Кто-то из женщин в очереди узнал Фиолетова, и все сразу обступили его.
— Что ж это такое, Иван Тимофеевич? Революцию сделали, а наши дети все без хлебушка сидят. Доколе ж это будет?
— Сам небось сыт! — выкрикнула дама из бывших.
Фиолетов побледнел.
— Я получаю по карточкам столько же, сколько и вы, ни на лот больше, и моя жена тоже стоит в очереди. С ночи.
— А хлеб будет?
— Будет. Хлеб в Баку идет из России, но составы не могут пробиться через кордоны белых.
— Нам от этого не легче!
— Вчера прибыло из Ленкорани четыре с половиной тысячи пудов муки. Полторы тысячи пудов мы отдали красноармейцам, остальное — городу. Этого хватит на два дня по четверти фунта на душу.
Скрывать правду от женщин Фиолетов не хотел и не мог.
…Дома Ольги не было, она стояла в очереди. В кроватке тихо посапывала маленькая Галя. Фиолетов разделся и лег спать.
В восемь часов его разбудила Ольга. Она принесла три четверти фунта муки — теперь уже на троих.
— Ты сегодня бледный какой-то, — сказала Ольга. — Устал?
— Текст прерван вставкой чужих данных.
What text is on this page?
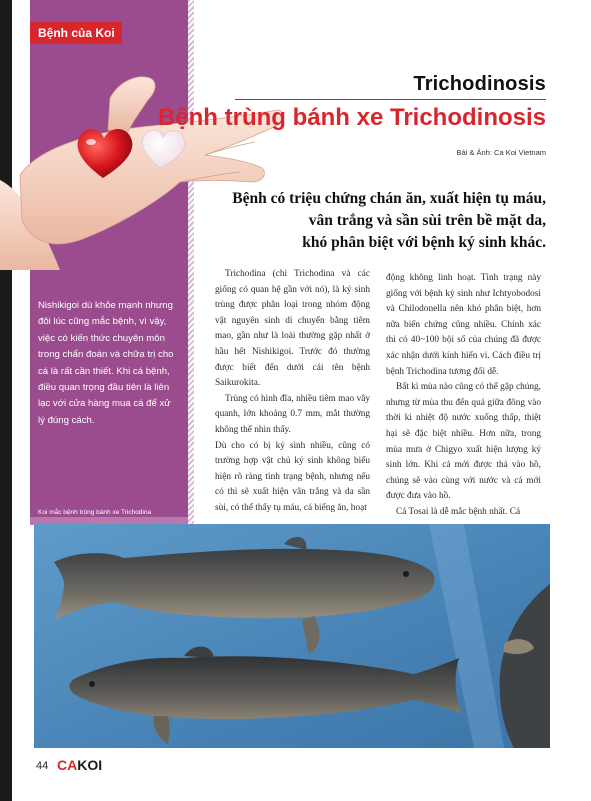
Bệnh của Koi
Trichodinosis
Bệnh trùng bánh xe Trichodinosis
Bài & Ảnh: Ca Koi Vietnam
Bệnh có triệu chứng chán ăn, xuất hiện tụ máu,
vân trắng và sần sùi trên bề mặt da,
khó phân biệt với bệnh ký sinh khác.
Nishikigoi dù khỏe mạnh nhưng đôi lúc cũng mắc bệnh, vì vậy, việc có kiến thức chuyên môn trong chẩn đoán và chữa trị cho cá là rất cần thiết. Khi cá bệnh, điều quan trọng đầu tiên là liên lạc với cửa hàng mua cá để xử lý đúng cách.
Koi mắc bệnh trùng bánh xe Trichodina

Trichodina (chi Trichodina và các giống có quan hệ gần với nó), là ký sinh trùng được phân loại trong nhóm động vật nguyên sinh di chuyển bằng tiêm mao, gần như là loài thường gặp nhất ở hầu hết Nishikigoi. Trước đó thường được biết đến dưới cái tên bệnh Saikurokita.

Trùng có hình đĩa, nhiều tiêm mao vây quanh, lớn khoảng 0.7 mm, mắt thường không thể nhìn thấy.

Dù cho có bị ký sinh nhiều, cũng có trường hợp vật chủ ký sinh không biểu hiện rõ ràng tình trạng bệnh, nhưng nếu có thì sẽ xuất hiện vân trắng và da sần sùi, có thể thấy tụ máu, cá biếng ăn, hoạt

động không linh hoạt. Tình trạng này giống với bệnh ký sinh như Ichtyobodosi và Chilodonella nên khó phân biệt, hơn nữa biến chứng cũng nhiều. Chính xác thì có 40~100 bội số của chúng đã được xác nhận dưới kính hiển vi. Cách điều trị bệnh Trichodina tương đối dễ.

Bất kì mùa nào cũng có thể gặp chúng, nhưng từ mùa thu đến quá giữa đông vào thời kì nhiệt độ nước xuống thấp, thiệt hại sẽ đặc biệt nhiều. Hơn nữa, trong mùa mưa ở Chigyo xuất hiện lượng ký sinh lớn. Khi cá mới được thả vào hồ, chúng sẽ vào cùng với nước và cá mới được đưa vào hồ.

Cá Tosai là dễ mắc bệnh nhất. Cá

44 CAKOI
Он кивнул в ответ. Последние дни из-за недоедания и бесконечных нагрузок на работе, от тревожных дум Фиолетов чувствовал себя плохо. Побледнело лицо, под глазами образовались синяки. Часто кружилась голова, напоминая о голодовке в грозненской тюрьме.
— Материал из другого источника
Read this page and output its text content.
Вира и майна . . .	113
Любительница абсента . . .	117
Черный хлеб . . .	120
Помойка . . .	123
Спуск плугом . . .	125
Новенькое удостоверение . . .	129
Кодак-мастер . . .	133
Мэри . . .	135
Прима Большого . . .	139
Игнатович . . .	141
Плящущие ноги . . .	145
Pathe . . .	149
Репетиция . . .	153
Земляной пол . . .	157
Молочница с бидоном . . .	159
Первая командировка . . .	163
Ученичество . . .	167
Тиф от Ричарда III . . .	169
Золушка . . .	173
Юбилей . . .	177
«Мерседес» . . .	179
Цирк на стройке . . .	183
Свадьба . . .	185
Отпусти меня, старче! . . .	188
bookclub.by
Несколько дней назад, когда он выступал перед рабочими нефтеперегонных заводов, ему сделалось плохо. Сидевший в президиуме Абдула подхватил его на руки. Через несколько минут, глотнув воды, Фиолетов продолжал выступление. Он говорил о том, что хлеб везут из Царицына под огнем белогвардейских банд. Об этом была телеграмма из Петрограда.
Своим выступлением Фиолетов тогда остался доволен. Рабочие проголосовали за резолюцию: «Принимая во внимание важность бакинской промышленности, единственного топливного источника для всей России, в интересах сохранения русской промышленности, в интересах дальнейшего развития как русской, так и международной революции мы, черногородские рабочие, несмотря на голодное наше состояние, своих промыслов не покинем и напряжем остатки наших истощенных сил, чтобы продолжать работу. Оставление ее в такой момент мы считаем дезертирством с революционного поста».
Абдула теперь работал в ВРК. Состояние Фиолетова его очень обеспокоило, и он пошел к Шаумяну. Здания Военно-революционного комитета и Совнаркома стояли недалеко друг от друга.
Шаумян выслушал Абдулу и позвал секретаршу.
— Ольга Григорьевна, у меня к вам просьба. Пожалуйста, срочно организуйте экипаж, на котором ежедневно — повторяю, ежедневно — отвозили бы Ивана Тимофеевича к нему на квартиру. И проследите еще, чтобы он там обедал и отдыхал не менее трех-четырех часов.
На следующий день точно в обеденное время совнаркомовская коляска остановилась возле совнархоза, но кучер напрасно просидел час, ожидая Фиолетова, чтобы отвезти его домой обедать. Председатель СНХ в это время находился у нефтяных вышек.
Положение с добычей нефти очень тревожило Фиолетова. Проезжая по промыслам, он видел неработающие буровые станки и заброшенные скважины. Добыча нефти падала с каждым днем. Об этом же говорили в совнархозе.
— Иван Тимофеевич, закрылись еще две фирмы, — доложил статистик.
— Итого двадцать нефтяных фирм не работают, — подвел печальный итог Фиолетов. — Что с тартальщиками Тагиева?
— Пока без работы. Двадцать тысяч человек.
— Суточная добыча?
— Уменьшилась на три миллиона пудов.